This is a side note to the main point being made, but on modern CPUs, "rep movsb...

Lockal · 2024-08-26T00:21:44 1724631704

This is not the full truth, "rep movsb" is fast until another threshold, after which either normal or non-temporal store is faster.

All thresholds are described in https://codebrowser.dev/glibc/glibc/sysdeps/x86_64/multiarch...

And they are not final, i. e. Noah Goldstein still updates them every year.

jeffbee · 2024-08-26T01:33:33 1724636013

Which is these is "faster" depends greatly on whether you have the very rare memcpy-only workload, or if your program actually does something useful. Many people believe, often with good evidence, that the most important thing is for memcpy to occupy as few instruction cache lines as is practical, instead of being something that branches all over kilobytes of machine code. For comparison, see the x86 implementations in LLVM libc.

https://github.com/llvm/llvm-project/blob/main/libc/src/stri...

adrian_b · 2024-08-26T05:43:00 1724650980

It depends on the CPU. There is no good reason for "rep movsb" to be slower at any big enough data size.

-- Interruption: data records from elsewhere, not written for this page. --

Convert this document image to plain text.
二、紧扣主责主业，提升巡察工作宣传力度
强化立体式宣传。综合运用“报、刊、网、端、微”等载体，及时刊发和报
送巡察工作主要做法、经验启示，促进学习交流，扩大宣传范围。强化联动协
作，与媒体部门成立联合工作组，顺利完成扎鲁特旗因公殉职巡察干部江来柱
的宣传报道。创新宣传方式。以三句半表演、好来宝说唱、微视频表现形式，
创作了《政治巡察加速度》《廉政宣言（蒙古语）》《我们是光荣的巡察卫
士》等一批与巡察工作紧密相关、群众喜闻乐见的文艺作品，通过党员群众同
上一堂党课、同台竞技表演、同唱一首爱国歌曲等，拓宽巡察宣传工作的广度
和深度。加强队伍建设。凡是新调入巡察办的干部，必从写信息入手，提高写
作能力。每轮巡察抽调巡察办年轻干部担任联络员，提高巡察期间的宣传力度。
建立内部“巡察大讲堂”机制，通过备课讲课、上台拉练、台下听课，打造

On a Zen 3 CPU, "rep movsb" becomes faster than or the same as anything else above a length slightly greater than 2 kB.

However there is a range of multi-megabyte lengths, which correspond roughly with sizes below the L3 cache but exceeding the L2 cache, where for some weird reason "rep movsb" becomes slower than SIMD non-temporal stores.

At lengths exceeding the L3 size, "rep movsb" becomes again the fastest copy method.

The Intel CPUs have different behaviors.

jeffbee · 2024-08-25T23:53:07 1724629987

Also worth noting that Linux has changed the way it uses ERMS and FSRM in x86 copy multiple times since kernel 6.1 used in the article. As a data-dote, my machine that has FSRM and ERMS — surprisingly, the latter is not implied by the former — hits 17GB/s using plain old pipes and a 32KiB buffer on Linux 6.8

koverstreet · 2024-08-26T00:32:45 1724632365

I'm still waiting for rep movsb and rep stosb to be fast enough to delete my simple C loop versions, for short memcpys.

adrian_b · 2024-08-26T05:59:16 1724651956

It is likely that on recent CPUs they are always faster than C loop versions.

On my Zen 3 CPU, for lengths of 2 kB or smaller it is possible to copy faster than with "rep movsb", but by using SIMD instructions (or equivalently the builtin "memcpy" provided by most C compilers), not with a C loop (unless the compiler recognizes the C loop and replaces it with the builtin memcpy, which is what some compilers will do at high optimization levels).

haberman · 2024-08-26T21:36:52 1724708212

If that’s the case, when can I expect C compilers to inline variable-length memcpy() the way they will inline fixed-length memcpy today?